Background Exosomes are extensively reported to be strongly associated with many immunologic diseases, including Crohn disease (CD). Meanwhile, the dysfunction of macrophage activation has been proposed to be critical for the pathogenesis of CD. However, it is an unsettled issue whether serum exosomes from CD could activate macrophages and participate in its pathogenesis. Our study intended to clarify the role of CD-derived exosomes on macrophages to elucidate a novel mechanism and possible diagnostic and therapeutic strategies. Methods Serum exosomes were isolated and identified. Functional assays in vitro were performed on Raw264.7 macrophages, followed by exosomal microRNA (miRNA) profiling and bioinformatics analyses via high-throughput sequencing. In animal experiments, exosomes were intraperitoneally injected into dextran sulfate sodium-induced colitis. Results In vitro CD-derived exosomes induced proinflammatory cytokine expression and increased macrophage counts. Meanwhile, the intervention of exosomes from CD with epithelial cells led to increased permeability of the intestinal epithelial barrier.
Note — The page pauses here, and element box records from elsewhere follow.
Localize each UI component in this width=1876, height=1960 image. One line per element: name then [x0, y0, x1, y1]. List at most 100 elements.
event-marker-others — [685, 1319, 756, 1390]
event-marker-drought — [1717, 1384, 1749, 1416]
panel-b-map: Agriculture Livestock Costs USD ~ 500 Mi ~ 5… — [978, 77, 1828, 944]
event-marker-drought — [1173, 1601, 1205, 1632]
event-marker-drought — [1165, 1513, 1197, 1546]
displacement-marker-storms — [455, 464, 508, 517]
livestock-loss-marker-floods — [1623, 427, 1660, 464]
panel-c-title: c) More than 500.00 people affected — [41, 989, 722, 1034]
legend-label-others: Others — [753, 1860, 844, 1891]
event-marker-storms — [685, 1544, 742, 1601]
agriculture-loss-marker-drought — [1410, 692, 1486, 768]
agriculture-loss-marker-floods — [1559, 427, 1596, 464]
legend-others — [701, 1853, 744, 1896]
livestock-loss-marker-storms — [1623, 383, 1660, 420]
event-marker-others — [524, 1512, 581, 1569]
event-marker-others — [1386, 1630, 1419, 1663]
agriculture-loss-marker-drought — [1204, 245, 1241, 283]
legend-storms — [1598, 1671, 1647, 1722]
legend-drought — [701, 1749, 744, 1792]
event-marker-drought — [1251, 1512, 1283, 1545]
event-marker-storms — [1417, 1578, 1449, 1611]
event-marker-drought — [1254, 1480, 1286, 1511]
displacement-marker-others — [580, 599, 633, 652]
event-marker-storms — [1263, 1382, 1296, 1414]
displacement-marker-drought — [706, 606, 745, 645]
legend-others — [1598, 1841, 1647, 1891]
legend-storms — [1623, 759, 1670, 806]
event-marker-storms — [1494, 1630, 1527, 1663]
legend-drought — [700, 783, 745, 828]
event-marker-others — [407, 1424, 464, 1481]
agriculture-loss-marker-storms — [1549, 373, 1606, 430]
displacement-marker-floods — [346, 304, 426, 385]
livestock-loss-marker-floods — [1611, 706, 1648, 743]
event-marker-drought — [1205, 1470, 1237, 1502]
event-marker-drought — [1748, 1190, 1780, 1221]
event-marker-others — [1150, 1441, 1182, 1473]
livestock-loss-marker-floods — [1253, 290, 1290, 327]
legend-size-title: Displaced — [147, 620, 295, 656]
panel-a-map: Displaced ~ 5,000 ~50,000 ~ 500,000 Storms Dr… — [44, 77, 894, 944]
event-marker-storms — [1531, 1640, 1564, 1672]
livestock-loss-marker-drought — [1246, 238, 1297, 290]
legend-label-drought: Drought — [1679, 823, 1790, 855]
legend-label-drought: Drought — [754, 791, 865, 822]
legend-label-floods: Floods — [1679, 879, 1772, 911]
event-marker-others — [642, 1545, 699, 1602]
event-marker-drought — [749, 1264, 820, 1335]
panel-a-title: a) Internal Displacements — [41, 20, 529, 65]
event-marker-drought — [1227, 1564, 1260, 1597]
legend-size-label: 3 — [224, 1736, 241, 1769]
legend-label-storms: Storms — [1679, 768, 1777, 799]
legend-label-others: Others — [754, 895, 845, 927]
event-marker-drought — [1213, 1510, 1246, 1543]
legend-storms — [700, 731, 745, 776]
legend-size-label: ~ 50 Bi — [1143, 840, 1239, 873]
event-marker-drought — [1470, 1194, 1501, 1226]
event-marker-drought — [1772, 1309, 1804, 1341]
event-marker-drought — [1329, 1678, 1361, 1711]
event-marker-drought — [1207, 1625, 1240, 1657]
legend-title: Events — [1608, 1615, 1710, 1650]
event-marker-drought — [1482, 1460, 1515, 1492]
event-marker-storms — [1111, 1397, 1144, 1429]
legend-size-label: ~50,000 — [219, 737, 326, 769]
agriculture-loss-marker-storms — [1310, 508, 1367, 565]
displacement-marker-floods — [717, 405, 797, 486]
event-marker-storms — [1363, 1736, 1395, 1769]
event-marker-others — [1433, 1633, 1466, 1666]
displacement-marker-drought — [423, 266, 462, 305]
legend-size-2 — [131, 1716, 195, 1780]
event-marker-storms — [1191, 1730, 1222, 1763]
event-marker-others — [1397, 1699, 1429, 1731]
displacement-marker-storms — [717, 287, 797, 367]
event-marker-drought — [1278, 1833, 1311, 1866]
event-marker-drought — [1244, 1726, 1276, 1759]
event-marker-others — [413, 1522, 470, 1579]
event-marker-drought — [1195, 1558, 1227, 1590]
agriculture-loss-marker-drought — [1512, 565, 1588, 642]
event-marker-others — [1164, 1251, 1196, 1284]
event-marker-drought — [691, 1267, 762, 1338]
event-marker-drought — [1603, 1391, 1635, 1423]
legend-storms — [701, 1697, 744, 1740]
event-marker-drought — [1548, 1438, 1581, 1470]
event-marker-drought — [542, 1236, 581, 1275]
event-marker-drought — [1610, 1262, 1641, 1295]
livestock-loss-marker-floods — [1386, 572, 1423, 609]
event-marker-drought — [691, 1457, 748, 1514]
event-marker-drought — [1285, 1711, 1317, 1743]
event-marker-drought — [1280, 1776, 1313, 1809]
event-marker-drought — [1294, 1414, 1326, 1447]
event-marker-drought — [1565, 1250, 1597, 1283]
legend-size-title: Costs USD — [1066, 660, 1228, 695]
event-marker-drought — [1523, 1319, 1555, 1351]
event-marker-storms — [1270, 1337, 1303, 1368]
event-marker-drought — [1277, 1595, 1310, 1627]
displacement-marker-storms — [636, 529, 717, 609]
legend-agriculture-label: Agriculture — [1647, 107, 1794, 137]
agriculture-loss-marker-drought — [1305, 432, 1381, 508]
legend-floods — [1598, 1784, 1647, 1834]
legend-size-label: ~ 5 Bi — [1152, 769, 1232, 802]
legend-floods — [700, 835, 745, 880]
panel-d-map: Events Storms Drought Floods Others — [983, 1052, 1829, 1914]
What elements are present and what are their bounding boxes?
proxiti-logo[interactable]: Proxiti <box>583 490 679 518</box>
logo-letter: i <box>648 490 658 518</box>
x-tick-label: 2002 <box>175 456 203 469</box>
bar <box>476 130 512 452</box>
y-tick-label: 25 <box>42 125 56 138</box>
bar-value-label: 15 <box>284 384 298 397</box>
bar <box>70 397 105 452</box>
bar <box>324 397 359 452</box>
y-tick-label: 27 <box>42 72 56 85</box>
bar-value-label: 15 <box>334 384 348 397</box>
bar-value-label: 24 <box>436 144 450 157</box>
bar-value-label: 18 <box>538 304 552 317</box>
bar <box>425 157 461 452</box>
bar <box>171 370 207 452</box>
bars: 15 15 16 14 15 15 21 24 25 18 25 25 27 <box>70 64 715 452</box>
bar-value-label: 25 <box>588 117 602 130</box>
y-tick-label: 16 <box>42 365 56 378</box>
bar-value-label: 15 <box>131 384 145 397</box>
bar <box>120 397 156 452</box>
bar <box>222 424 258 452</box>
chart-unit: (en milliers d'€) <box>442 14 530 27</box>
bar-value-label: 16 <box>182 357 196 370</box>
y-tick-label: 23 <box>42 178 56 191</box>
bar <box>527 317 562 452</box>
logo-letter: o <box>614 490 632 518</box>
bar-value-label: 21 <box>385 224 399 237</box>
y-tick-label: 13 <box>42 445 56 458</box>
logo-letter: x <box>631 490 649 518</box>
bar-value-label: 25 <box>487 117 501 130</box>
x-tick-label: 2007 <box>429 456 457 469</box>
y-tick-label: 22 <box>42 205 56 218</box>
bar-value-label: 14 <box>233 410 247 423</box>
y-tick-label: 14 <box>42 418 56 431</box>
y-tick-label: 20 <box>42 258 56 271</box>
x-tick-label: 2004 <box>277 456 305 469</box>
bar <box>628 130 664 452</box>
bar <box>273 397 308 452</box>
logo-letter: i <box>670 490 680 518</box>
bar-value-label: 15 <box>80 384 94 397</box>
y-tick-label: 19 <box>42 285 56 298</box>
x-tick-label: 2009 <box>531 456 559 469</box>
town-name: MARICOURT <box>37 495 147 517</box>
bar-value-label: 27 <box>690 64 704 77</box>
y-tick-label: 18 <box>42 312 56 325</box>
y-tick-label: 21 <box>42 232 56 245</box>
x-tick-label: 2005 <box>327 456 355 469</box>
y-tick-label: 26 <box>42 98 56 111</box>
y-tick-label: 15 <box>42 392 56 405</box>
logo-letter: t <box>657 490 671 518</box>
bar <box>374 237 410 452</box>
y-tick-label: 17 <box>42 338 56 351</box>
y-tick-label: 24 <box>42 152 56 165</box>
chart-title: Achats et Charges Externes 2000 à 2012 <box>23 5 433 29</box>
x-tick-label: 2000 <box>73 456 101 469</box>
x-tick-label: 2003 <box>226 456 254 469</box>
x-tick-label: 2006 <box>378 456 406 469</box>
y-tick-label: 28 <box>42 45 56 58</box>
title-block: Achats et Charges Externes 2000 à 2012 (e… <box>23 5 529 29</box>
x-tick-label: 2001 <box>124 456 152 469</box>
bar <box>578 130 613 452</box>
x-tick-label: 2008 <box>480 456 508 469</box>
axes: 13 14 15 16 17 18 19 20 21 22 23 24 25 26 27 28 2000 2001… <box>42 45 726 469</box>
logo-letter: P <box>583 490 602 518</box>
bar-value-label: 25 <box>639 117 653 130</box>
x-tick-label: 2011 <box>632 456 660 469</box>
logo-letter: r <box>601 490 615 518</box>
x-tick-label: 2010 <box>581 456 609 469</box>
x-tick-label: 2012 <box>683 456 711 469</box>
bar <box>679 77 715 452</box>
In vivo, CD-derived exosomes could circulate into the intestinal mucosa and significantly aggravate colitis. Furthermore, CD changed the miRNA profile of exosomes and further analysis revealed a differential expression of let-7b-5p. Mechanistically, the let-7b-5p/TLR4 pathway was recognized as a potential contributor to macrophage activation and inflammatory response. Furthermore, serum exosome-mediated let-7b-5p mimic delivery alleviated colitis significantly. Conclusions Our study indicated that serum exosomes can circulate into the intestinal mucosa to aggravate colitis by regulating macrophage activation and epithelial barrier function. In addition, CD showed altered exosomal miRNA profiles. Furthermore, serum exosome-mediated let-7b-5p-mimic delivery may significantly alleviate colitis, providing potential novel insight into an exosome-based strategy for the diagnosis and treatment of CD.